Quotation Dos and Don’ts

Your Highness:

I hold a job that requires I write articles, press releases, and similar pieces in which I quote others. You’d think I’d have such matters down by now, but I’ll come clean: I never really learned the rules for using quotation marks. To complicate matters further, I’m a bit of an Anglophile—only the first of many reasons I’m your biggest fan—and I have some vague sense that quotations are handled differently Across the Pond. Is this true? And, here or there, how might I avoid embarrassing myself in this regard?

My dear Subject,

Your sincere and impassioned plea touched my heart. Quotation marks, properly deployed, are an elegant solution to an age-old problem (despite what that Irish upstart Mr. Joyce and his ilk might have had to say about such things. Yes, indeed).

But I digress. It would behoove you, as it would us all, to deploy these marks with grace and exactitude. And as you are, proclivities aside, an American, I will concentrate my responses to that effect, with asides as seem prudent. Forthwith, some basic guidelines for quotation mark usage:

  • Enclose directly quoted material in double quotation marks. Reserve single quotation marks for nested quotations. Exclaimed Penelope, “I’m so thrilled for Prunella. It’s high time she and Lord Bevingstoke-Smith were featured on a commemorative tea towel.” Replied the vicar, “It is wonderful. Do you know what Lady B. told me the other day? ‘I’m not worthy of such an honor.’ So charming.” (Note that British usage is exactly the opposite—single marks enclose double marks. Though this does make for a cleaner page, one must bow to local custom.)
  • Punctuation, as a rule, goes within quotation marks. The towels will be hand-loomed and hand-dyed by a dowager collective in Islington, which operates under the motto, “Purveyors of fine pantry linens since 1645, by appointment to HM the Queen.” “They do a lovely antimacassar, as well,” noted Penelope. (British rules on this one, though they make far more practical sense, are a bit too complex to explain here.)
  • Exceptions to the rule above: Colons, semicolons, and question marks and exclamation points that are not part of the quotation fall outside closing marks. The vicar was intrigued. Might ceremonial church garb be included in “fine pantry linens”? He could use a new surplice or two. (On this point, U.S. and British usages concur.)
  • Never use quotation marks for emphasis. The resulting effect—that of irony—will be precisely the opposite of that desired. The sign outside the dingy, ill-lit market read “‘Fresh’ Fish!” The flagrant misuse of punctuation would have undermined Harold’s confidence even further, if such a thing were possible.

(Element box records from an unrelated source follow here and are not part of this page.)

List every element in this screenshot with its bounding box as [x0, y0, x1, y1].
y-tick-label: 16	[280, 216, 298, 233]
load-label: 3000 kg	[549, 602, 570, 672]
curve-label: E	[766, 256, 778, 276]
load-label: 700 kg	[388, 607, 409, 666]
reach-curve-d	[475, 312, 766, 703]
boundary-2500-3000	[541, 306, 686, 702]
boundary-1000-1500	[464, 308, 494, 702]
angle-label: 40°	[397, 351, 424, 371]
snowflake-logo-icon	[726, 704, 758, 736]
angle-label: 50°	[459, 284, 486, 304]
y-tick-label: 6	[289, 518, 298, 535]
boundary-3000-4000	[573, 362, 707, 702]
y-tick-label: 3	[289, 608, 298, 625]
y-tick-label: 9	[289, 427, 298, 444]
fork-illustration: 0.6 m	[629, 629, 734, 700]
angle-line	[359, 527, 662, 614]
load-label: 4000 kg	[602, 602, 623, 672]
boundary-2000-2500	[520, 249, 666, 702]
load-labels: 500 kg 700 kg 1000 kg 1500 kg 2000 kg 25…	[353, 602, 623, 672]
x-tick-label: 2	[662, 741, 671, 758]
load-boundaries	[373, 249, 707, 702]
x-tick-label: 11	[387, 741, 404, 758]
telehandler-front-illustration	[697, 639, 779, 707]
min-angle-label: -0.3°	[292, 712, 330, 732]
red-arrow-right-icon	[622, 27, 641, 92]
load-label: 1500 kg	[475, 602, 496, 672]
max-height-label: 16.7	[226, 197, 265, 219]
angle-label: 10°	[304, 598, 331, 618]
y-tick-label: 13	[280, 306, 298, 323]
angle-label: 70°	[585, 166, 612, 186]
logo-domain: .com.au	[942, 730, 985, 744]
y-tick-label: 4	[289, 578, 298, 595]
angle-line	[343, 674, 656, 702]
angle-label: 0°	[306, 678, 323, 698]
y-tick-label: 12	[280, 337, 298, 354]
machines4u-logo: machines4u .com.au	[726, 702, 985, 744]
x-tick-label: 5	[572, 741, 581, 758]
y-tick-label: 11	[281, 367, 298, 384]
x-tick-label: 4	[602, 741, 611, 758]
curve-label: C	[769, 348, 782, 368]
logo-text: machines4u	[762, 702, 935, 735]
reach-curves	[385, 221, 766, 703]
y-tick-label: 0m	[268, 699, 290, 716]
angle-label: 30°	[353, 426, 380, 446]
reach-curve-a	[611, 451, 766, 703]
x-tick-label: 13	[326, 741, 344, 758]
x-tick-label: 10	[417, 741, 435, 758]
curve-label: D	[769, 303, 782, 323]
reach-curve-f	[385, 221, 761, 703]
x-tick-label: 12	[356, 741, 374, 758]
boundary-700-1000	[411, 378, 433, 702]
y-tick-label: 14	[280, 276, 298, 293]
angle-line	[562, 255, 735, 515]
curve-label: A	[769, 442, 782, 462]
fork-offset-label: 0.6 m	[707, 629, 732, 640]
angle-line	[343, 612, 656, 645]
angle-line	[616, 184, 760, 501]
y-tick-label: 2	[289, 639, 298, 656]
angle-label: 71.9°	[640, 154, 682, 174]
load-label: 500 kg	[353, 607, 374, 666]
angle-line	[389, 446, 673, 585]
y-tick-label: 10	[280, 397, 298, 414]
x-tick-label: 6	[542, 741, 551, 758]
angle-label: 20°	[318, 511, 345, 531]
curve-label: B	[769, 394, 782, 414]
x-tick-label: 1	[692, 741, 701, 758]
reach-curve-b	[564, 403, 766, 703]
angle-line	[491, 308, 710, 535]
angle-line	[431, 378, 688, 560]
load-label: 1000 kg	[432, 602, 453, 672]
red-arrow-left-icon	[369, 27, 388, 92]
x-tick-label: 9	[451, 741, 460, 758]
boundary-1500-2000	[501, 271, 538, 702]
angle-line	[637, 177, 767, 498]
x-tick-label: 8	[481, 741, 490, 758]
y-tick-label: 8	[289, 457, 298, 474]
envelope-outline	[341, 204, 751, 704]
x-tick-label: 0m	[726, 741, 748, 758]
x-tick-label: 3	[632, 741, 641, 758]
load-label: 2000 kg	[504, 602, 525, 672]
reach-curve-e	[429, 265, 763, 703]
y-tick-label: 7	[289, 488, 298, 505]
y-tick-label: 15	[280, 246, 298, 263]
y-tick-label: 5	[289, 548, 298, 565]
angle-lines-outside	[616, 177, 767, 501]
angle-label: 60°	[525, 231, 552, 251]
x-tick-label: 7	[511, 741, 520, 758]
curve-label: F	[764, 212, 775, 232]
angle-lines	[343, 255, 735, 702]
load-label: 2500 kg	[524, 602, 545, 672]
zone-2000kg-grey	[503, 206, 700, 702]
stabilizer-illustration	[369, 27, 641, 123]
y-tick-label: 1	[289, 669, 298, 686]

More appropriate choices for emphasis include bold and italicized text. (Alas, this dubious practice is common wherever English is spoken. We must transcend petty national differences to fight such errors wherever and whenever they appear.)

Follow these rules, and they shall stand you in good stead; you may wish to turn to a number of excellent online writing resources for further guidance. Now go forth and quote, confidently and well.